Milan Kundera in Paris in 1975, a year after he emigrated from his homeland (Getty)
Milan Kundera, arguably the most brilliant literary anatomist of communism in Eastern Europe, was accused last October in the liberal Czech magazine Respekt of having informed on one of his countrymen in 1950, leading to that man's imprisonment for 14 years in a hard labour camp. Because Kundera's stature rests largely upon his having been a voice of sanity and morality in the Cold War, there is no small measure of tragedy and irony here. The controversy has drawn angry disbelief from international literati and equally angry protests from journalists that even anti-Stalinist novelists are not above the scrutiny of history.
In 1948, a putsch in Czechoslovakia led to a communist takeover.

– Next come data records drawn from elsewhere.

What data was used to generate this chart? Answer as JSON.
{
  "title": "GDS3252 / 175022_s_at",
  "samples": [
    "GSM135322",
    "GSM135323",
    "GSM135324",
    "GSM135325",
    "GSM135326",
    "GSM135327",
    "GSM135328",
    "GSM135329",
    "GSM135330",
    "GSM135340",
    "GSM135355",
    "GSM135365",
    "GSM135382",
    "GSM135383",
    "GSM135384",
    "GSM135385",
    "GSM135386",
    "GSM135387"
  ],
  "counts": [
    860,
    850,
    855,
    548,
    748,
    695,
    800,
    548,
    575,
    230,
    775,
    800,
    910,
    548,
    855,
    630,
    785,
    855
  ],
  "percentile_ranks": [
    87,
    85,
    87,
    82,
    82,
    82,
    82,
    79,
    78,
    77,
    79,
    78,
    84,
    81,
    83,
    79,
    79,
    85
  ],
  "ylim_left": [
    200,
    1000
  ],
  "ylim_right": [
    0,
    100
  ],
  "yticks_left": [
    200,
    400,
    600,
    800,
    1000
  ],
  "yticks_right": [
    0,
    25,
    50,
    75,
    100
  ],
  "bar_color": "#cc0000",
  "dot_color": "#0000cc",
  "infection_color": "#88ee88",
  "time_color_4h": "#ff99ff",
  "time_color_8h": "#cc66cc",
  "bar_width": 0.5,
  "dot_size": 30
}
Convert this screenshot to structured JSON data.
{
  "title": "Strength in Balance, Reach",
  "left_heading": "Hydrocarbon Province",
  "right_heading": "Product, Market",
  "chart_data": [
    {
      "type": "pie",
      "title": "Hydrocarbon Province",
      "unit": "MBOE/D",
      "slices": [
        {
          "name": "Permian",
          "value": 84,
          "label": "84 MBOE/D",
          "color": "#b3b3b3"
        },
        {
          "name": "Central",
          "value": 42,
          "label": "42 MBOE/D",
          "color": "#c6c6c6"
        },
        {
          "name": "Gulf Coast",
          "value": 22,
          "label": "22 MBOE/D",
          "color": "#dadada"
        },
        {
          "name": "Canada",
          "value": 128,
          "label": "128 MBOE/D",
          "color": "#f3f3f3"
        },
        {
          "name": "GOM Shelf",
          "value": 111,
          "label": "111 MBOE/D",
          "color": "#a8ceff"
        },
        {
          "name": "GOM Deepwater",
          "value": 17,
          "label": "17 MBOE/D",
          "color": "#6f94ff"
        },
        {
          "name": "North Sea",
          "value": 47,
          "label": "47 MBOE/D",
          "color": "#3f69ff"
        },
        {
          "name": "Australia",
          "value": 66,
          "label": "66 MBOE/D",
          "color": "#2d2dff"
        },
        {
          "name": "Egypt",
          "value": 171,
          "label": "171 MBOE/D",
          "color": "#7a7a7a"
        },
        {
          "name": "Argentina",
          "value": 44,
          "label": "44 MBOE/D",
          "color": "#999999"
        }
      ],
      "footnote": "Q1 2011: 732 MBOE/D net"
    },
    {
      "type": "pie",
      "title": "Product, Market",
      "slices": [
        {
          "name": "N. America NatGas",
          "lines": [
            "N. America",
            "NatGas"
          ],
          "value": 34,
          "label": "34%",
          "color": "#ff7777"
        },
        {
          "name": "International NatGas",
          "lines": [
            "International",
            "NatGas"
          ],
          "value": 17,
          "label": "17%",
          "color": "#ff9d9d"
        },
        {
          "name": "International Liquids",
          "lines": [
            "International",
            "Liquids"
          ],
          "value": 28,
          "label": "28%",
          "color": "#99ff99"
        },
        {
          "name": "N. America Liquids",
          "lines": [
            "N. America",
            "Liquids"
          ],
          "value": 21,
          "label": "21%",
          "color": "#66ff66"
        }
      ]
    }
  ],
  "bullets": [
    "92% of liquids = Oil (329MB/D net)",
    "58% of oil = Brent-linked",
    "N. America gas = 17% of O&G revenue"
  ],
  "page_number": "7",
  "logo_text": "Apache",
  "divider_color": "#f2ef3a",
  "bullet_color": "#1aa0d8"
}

As a result, the armed forces were purged, and since 40 per cent of the Czech Air Force were pilots who had flown with the RAF in the war, that branch was heavily reduced. Veteran airmen were demoted, tossed out or sent to labour camps due to their exposure to the West. But even students were subject to penalties. Two, Miroslav Dvoracek and Miroslav Juppa, were boyhood friends who had attended the same school in a small town in Eastern Bohemia and dreamed about becoming pilots. In a memorandum from January 1949, they were included on a list of expulsions from their class at the Air Force Academy because of their supposed "negative attitude to the democratic system of our state but also...their open opposition to the state and the party". Ordered a month later to join an infantry unit, Dvoracek and Juppa went AWOL and, with the help of Juppa's girlfriend Iva Militka and her relatives, fled to West Germany.
They arrived at the Leopold Barracks refugee camp in Munich, which then housed about 150,000 displaced persons. Given the presence of US and Soviet intelligence agents in Germany at the time, they were courted by both sides for espionage work. But, being pro-Western, they found themselves being trained as couriers by General Frantisek Moravec, the head of intelligence for the Czechoslovak Government in Exile, who had previously been responsible for keeping Prague's best out of German hands in 1939. In exchange for clandestine work, Dvoracek and Juppa made Moravec promise to reinstate them in the air force upon the eventual demise of the Stalinist regime. The newly-minted spies' first assignment came shortly after Christmas 1949. They stole back through the Bohemian Forest, and Dvoracek was instructed to contact a chemical engineer named Vaclavik, who was going to report to the Americans on the status of his industry. Sensing that he was being followed, Dvoracek panicked and returned to Germany.